There’s not much to report from the week that was, to be honest. But I have started reading David Allen’s Getting Things Done—the 2015 update, not the original 2001 publication—which has been incredibly helpful.

I’m not that far into it, only about one hundred and fifty pages or so, but I’m already intrigued by how similar it sounds to The Life-Changing Magic of Tidying Up, despite the difference in their marketing. Allen’s work is marketed towards high-powered executives, while the pseudospirituality of Marie Kondo’s work can and has turned people off of her work. I assume that, as in many fields, there’s a gendered divide here—while Allen does take care to point out that his concepts of “work” and “projects” are inclusive, the marketing makes it clear that this is a serious book for serious people. It’s hard to imagine it duetting with the more whimsical, self-help stylings of The Life-Changing Magic of Tidying Up.

But the two are in concert in my head. At a certain point, Allen takes care to point out that his system doesn’t encourage minimalism—if you need or want the thing in question, then it can stay. Kondo does the same thing, telling people they can and should keep the things that mean something to them.

The most helpful thing so far for me has been the two minute rule—if something takes under two minutes to complete, you should do it when you think of it. I’ve been implementing that lately to great effect. I’ve also found the open loops concept useful. By writing down errant thoughts about things I need to do without a care towards organization in the moment has worked great so far.

10 thoughts on “July 31st to August 6th, 2016”

  1. I’ve read Allen’s book several times; he and Kondo seem to share a love for order at the highest level. But sometimes that’s just depressing for me. Allen spends so much time organizing his lists that I can’t imagine doing all that just to keep track of the tasks! I’m more likely to make an extensive list and never look at it again. Plus I never had anyone to delegate to, which was a major flaw!

    That said, the two minute rule and the concept of open loops were really helpful to me, too. He’s a guru for a reason.


    1. Haha! Having someone to delegate to would be so helpful… 🙂 I think it’s important to just take what you need from there, and Allen does touch on that.


  2. Oooo, the two-minute rule sounds very sensible. I have a version of it that relates to things falling off their assigned shelves/tables/whatever, which is that if a thing falls down when I am watching, I have to pick it up right then.

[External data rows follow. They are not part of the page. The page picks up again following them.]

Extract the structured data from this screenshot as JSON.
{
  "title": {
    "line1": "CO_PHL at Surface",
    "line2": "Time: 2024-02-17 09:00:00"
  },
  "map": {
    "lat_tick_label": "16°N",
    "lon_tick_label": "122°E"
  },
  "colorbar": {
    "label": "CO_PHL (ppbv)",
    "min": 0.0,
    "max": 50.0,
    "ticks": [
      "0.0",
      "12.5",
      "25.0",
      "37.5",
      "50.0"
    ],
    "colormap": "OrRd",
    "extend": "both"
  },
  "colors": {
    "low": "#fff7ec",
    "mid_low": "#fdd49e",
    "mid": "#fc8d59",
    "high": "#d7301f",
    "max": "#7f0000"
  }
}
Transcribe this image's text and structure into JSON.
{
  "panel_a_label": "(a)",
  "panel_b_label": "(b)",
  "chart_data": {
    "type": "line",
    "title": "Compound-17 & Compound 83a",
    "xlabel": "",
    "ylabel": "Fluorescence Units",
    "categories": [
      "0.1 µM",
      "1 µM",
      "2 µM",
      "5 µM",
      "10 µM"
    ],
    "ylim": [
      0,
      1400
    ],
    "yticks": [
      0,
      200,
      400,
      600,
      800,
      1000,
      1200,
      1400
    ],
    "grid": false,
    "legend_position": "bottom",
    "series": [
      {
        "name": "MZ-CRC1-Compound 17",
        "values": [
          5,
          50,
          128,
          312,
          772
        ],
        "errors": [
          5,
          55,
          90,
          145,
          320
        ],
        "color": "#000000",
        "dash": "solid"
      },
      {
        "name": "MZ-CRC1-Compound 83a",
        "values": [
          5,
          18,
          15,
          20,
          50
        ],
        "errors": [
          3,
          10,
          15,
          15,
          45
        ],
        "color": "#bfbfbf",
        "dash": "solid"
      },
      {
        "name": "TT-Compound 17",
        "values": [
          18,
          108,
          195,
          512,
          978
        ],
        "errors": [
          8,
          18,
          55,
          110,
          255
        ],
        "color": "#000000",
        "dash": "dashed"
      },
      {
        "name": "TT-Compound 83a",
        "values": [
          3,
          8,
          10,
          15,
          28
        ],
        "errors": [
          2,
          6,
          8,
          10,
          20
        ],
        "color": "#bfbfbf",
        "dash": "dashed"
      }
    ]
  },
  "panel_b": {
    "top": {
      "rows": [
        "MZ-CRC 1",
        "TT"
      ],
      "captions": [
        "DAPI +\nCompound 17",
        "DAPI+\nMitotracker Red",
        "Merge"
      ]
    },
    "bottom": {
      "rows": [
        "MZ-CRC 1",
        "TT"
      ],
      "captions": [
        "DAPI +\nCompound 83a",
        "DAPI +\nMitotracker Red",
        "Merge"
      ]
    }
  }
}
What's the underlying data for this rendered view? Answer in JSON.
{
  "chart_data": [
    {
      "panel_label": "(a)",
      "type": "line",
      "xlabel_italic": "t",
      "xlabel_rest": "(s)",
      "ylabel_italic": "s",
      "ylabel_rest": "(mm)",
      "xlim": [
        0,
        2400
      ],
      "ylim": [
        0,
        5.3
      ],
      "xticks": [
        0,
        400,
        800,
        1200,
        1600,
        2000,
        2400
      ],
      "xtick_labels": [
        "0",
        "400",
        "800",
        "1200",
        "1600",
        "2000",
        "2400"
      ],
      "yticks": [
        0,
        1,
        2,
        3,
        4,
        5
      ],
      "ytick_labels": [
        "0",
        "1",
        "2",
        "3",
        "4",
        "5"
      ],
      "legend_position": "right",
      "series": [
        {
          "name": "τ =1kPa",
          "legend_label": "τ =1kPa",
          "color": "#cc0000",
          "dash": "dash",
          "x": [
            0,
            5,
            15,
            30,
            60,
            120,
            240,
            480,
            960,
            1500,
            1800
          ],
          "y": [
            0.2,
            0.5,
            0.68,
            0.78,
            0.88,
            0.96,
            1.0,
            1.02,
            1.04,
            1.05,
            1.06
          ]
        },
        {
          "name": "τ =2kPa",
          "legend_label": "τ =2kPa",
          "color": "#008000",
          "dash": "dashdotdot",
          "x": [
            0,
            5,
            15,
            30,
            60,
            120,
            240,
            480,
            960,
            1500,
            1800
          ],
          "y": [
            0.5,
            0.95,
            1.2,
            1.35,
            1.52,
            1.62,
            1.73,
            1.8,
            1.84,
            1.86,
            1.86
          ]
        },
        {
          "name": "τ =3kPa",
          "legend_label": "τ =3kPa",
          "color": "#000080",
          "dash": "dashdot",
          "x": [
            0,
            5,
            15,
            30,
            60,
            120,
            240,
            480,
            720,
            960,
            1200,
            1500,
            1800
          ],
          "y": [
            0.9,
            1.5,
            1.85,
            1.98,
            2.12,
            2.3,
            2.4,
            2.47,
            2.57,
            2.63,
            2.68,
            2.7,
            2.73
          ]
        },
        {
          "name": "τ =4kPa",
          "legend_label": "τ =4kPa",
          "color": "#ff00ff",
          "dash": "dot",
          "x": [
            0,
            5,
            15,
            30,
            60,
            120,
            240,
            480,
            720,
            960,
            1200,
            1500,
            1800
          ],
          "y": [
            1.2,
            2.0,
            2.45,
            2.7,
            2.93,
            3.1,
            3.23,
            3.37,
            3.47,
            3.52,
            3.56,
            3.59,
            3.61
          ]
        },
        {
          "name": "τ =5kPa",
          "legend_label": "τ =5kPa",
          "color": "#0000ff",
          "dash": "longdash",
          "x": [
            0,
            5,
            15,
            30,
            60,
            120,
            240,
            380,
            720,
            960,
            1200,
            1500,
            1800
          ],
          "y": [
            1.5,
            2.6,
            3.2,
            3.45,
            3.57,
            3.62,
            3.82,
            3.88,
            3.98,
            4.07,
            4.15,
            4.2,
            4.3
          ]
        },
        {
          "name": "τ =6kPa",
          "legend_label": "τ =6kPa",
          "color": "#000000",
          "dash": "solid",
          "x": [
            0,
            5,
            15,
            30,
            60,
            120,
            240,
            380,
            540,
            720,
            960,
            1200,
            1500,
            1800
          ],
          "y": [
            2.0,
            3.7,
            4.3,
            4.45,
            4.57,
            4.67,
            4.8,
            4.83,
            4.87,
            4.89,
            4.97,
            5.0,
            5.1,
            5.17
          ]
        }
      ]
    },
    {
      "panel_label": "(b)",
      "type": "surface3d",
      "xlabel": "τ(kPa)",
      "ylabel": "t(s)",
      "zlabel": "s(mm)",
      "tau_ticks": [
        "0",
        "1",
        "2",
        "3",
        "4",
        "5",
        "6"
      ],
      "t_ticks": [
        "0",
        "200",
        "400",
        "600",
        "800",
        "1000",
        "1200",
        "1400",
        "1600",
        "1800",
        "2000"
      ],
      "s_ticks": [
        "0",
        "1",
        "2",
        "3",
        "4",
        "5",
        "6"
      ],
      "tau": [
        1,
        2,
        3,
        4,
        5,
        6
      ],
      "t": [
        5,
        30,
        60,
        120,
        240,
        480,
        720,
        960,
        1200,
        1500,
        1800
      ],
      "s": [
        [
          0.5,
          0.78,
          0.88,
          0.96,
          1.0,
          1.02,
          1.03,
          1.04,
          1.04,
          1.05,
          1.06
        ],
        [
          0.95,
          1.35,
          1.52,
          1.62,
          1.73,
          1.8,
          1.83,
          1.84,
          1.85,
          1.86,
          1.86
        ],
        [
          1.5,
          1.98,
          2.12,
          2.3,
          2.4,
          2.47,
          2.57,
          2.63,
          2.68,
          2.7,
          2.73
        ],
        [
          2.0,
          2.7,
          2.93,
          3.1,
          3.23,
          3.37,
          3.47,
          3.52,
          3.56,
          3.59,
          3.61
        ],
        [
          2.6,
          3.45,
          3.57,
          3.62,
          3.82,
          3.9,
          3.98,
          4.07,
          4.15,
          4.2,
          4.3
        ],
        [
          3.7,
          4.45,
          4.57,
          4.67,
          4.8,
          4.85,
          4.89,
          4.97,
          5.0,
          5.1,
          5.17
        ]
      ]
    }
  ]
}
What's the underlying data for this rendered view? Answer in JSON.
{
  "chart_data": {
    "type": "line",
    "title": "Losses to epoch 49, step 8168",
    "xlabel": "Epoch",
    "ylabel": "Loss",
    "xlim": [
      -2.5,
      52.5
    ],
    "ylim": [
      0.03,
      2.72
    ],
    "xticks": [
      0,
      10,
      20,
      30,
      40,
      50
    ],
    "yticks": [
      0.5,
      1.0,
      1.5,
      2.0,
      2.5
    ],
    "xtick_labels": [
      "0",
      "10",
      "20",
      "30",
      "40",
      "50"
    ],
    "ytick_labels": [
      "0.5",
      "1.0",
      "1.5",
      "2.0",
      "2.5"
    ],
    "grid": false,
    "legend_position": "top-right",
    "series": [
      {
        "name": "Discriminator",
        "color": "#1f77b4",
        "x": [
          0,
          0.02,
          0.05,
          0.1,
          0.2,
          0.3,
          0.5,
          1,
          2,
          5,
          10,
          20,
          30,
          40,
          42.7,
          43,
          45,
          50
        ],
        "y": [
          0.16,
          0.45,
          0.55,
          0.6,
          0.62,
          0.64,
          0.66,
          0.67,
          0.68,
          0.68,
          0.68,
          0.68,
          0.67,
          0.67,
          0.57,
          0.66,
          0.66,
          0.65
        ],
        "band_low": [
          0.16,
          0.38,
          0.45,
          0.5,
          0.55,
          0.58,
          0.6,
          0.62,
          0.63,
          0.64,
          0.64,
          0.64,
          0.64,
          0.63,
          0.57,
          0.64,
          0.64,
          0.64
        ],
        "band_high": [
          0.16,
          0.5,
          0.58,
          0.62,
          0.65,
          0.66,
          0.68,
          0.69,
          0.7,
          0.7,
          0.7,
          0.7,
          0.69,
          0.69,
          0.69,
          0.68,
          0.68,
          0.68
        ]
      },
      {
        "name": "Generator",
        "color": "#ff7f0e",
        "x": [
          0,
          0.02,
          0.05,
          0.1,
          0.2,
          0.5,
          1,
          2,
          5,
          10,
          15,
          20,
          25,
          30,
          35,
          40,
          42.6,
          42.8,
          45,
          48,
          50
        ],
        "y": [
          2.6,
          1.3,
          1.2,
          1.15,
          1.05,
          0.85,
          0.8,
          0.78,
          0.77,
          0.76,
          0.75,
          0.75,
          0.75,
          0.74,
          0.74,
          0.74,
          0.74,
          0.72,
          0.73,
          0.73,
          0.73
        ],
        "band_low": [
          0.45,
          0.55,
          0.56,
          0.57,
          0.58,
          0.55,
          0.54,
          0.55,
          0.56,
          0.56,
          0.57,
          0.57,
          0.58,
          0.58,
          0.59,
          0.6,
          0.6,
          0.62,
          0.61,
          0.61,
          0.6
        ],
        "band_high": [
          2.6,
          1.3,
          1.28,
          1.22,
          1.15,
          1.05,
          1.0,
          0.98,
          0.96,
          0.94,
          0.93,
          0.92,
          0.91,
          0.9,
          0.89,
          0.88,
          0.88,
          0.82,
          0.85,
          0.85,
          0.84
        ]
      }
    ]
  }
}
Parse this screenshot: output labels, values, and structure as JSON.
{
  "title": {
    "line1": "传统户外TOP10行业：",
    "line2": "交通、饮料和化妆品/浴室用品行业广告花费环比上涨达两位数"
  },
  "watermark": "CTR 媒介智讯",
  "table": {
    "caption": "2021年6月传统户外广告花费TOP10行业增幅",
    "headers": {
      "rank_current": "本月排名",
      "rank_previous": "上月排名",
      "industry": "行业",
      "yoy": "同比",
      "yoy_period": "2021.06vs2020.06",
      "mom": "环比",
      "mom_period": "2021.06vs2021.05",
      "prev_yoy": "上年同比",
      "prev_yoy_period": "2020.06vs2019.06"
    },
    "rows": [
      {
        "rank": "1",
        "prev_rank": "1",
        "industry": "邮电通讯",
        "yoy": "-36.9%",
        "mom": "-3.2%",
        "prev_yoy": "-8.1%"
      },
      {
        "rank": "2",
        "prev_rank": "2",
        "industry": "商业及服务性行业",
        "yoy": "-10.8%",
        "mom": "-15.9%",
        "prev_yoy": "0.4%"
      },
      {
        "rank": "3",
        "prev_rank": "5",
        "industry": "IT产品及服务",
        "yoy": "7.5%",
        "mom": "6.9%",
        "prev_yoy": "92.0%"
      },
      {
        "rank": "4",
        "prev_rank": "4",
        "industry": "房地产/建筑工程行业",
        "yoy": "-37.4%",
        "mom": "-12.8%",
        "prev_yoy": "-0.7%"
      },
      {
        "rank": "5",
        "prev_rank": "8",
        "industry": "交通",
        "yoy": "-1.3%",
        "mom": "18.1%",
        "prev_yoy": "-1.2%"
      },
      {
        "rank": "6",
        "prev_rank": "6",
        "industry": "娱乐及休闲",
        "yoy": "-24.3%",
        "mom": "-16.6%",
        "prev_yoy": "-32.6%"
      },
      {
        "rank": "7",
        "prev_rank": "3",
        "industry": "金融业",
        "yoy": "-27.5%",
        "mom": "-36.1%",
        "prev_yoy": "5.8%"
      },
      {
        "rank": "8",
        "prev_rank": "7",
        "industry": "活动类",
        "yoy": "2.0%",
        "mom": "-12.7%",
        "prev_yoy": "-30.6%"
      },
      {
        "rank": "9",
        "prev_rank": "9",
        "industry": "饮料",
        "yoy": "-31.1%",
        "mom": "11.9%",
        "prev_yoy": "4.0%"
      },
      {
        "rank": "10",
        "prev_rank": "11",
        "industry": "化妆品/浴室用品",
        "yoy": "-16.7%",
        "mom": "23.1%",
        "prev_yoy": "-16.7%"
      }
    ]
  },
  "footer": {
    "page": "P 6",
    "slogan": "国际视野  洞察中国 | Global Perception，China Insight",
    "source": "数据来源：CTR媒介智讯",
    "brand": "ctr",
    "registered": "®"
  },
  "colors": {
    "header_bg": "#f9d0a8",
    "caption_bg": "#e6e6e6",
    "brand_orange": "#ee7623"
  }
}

But that is a very specific subset of the two-minute rule, and I think it could be substantially broadened to good effect.


  3. now that you mention it, GTD and the Magic of Tidying up are spiritually similiar to each other. Though I use GTD more often than Kondo’s method, I guess I prioritize decluttering mentally over decluttering physically?

    I’ve been doing bullet journalling as a way to “clear the decks” as David Allen would say.


    1. That makes sense for you, honestly. And I also think that GTD offers a continual process, whereas KonMari is only supposed to happen once in your life.

      I’ve been doing that, too! I call it a “day book” because it’s not really a bullet journal, but it’s been so helpful.


    1. Isn’t that the way with most organizational stuff? It’s good common sense, but we often need it codified to execute it. Well, welcome! Please enjoy. I’ve just moved in. 🙂


  4. I totally forgot where I had heard the 2 minute rule, so thank you for reminding me! But I’ve been trying it out lately and when I actually stick to it, it really works so well. Especially with a load of laundry – folding one literally takes the amount of time I need to let my coffee steep. (It’s a small washer.) There’s NO reason not to do it as I get the laundry done instead of letting it build up until I hate everything.

    I’m fascinated by the conversation these two books are having for you. They are books I’ve read a lot about without actually reading them? If that makes sense, ha.